Keloids are protrusive claw-like scars that have a propensity to recur even after surgery, and its molecular etiology remains elusive. The goal of reverse engineering is to infer gene networks from observational data, thus providing insight into the inner workings of a cell. However, most attempts at modeling biological networks have been done using simulated data. This study aims to highlight some of the issues involved in working with experimental data, and at the same time gain some insights into the transcriptional regulatory mechanism present in keloid fibroblasts.
Microarray data from our previous study was combined with microarray data obtained from the literature as well as new microarray data generated by our group. For the physical approach, we used the fREDUCE algorithm for correlating expression values to binding motifs. For the influence approach, we compared the Bayesian algorithm BANJO with the information theoretic method ARACNE in terms of performance in recovering known influence networks obtained from the KEGG database. In addition, we also compared the performance of different normalization methods as well as different types of gene networks.
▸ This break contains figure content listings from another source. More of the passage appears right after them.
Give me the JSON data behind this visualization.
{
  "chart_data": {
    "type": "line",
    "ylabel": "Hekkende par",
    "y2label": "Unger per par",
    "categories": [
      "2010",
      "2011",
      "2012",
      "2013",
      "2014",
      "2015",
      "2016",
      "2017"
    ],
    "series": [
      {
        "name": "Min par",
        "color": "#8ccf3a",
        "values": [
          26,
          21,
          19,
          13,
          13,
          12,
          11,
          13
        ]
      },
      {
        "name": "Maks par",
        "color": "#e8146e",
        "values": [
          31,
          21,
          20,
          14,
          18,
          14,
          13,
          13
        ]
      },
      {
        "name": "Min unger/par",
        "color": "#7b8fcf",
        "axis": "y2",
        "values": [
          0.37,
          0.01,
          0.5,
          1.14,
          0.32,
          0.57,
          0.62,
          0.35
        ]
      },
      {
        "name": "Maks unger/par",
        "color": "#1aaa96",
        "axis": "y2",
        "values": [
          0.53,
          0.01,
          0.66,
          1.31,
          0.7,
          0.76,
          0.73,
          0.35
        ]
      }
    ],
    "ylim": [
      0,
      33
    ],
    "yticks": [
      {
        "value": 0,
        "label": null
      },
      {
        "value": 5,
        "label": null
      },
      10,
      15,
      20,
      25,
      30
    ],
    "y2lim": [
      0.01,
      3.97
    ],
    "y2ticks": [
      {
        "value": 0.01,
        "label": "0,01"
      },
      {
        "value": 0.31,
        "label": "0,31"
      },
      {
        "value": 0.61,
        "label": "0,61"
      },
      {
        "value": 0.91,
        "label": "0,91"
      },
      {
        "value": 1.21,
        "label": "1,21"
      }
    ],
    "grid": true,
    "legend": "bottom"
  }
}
Using the physical approach, we found consensus sequences that were active in the keloid condition, as well as some sequences that were responsive to steroids, a commonly used treatment for keloids. From the influence approach, we found that BANJO was better at recovering the gene networks compared to ARACNE and that transcriptional networks were better suited for network recovery compared to cytokine-receptor interaction networks and intracellular signaling networks. We also found that the NFKB transcriptional network that was inferred from normal fibroblast data was more accurate compared to that inferred from keloid data, suggesting a more robust network in the keloid condition.
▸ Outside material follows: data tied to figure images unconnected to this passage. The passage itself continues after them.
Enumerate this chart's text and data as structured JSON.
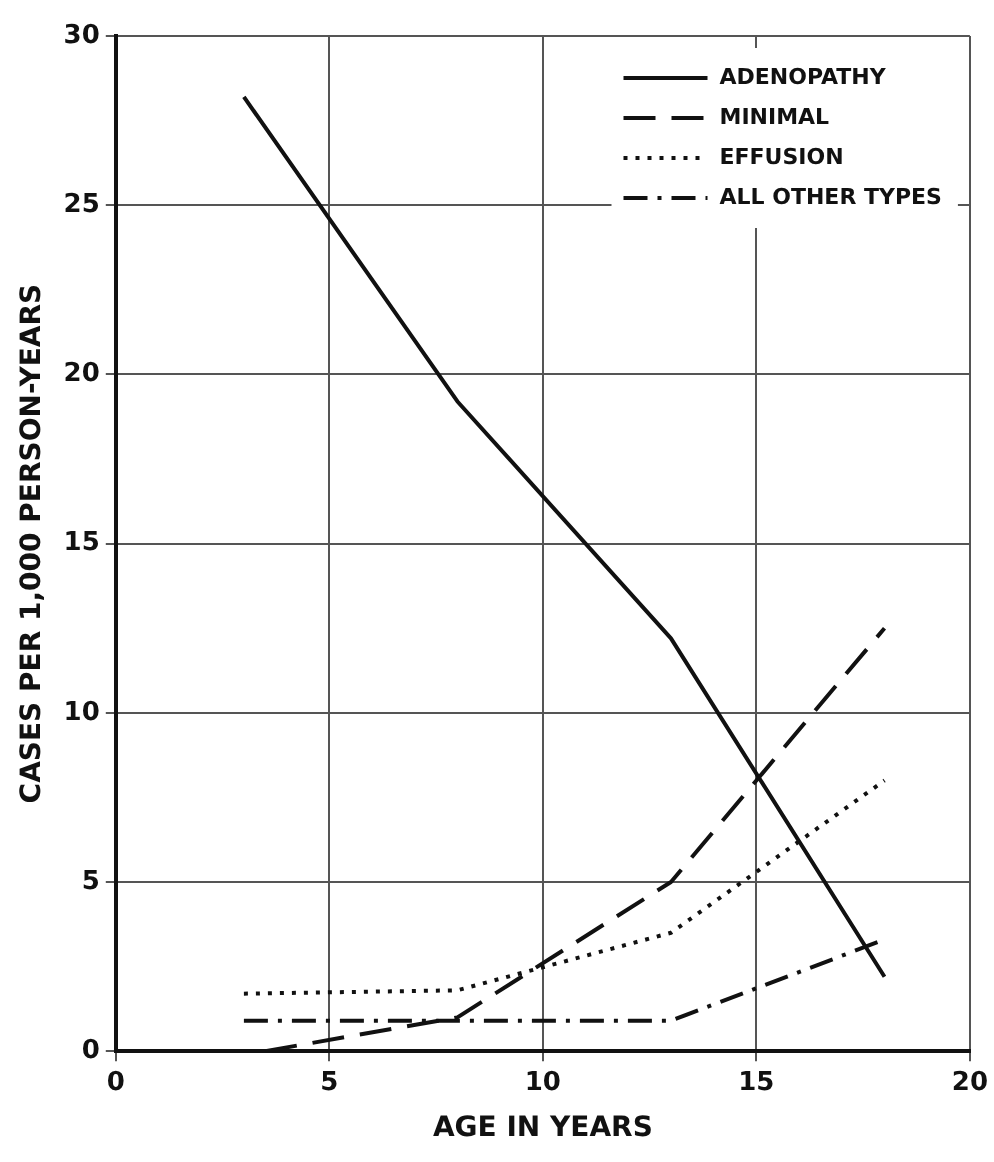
{
  "chart_data": {
    "type": "line",
    "xlabel": "AGE IN YEARS",
    "ylabel": "CASES PER 1,000 PERSON-YEARS",
    "xlim": [
      0,
      20
    ],
    "xticks": [
      0,
      5,
      10,
      15,
      20
    ],
    "ylim": [
      0,
      30
    ],
    "yticks": [
      0,
      5,
      10,
      15,
      20,
      25,
      30
    ],
    "grid": true,
    "legend": "top right",
    "marker": "none",
    "series": [
      {
        "name": "ADENOPATHY",
        "color": "#111111",
        "line_style": "solid",
        "x": [
          3,
          8,
          13,
          18
        ],
        "values": [
          28.2,
          19.2,
          12.2,
          2.2
        ]
      },
      {
        "name": "MINIMAL",
        "color": "#111111",
        "line_style": "dashed",
        "x": [
          3.5,
          8,
          13,
          18
        ],
        "values": [
          0,
          1,
          5,
          12.5
        ]
      },
      {
        "name": "EFFUSION",
        "color": "#111111",
        "line_style": "dotted",
        "x": [
          3,
          8,
          13,
          18
        ],
        "values": [
          1.7,
          1.8,
          3.5,
          8
        ]
      },
      {
        "name": "ALL OTHER TYPES",
        "color": "#111111",
        "line_style": "dashdot",
        "x": [
          3,
          8,
          13,
          18
        ],
        "values": [
          0.9,
          0.9,
          0.9,
          3.3
        ]
      }
    ]
  }
}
Consensus sequences that were found from this study are possible transcription factor binding sites and could be explored for developing future keloid treatments or for improving the efficacy of current steroid treatments. We also found that the combination of the Bayesian algorithm, RMA normalization and transcriptional networks gave the best reconstruction results and this could serve as a guide for future influence approaches dealing with experimental data.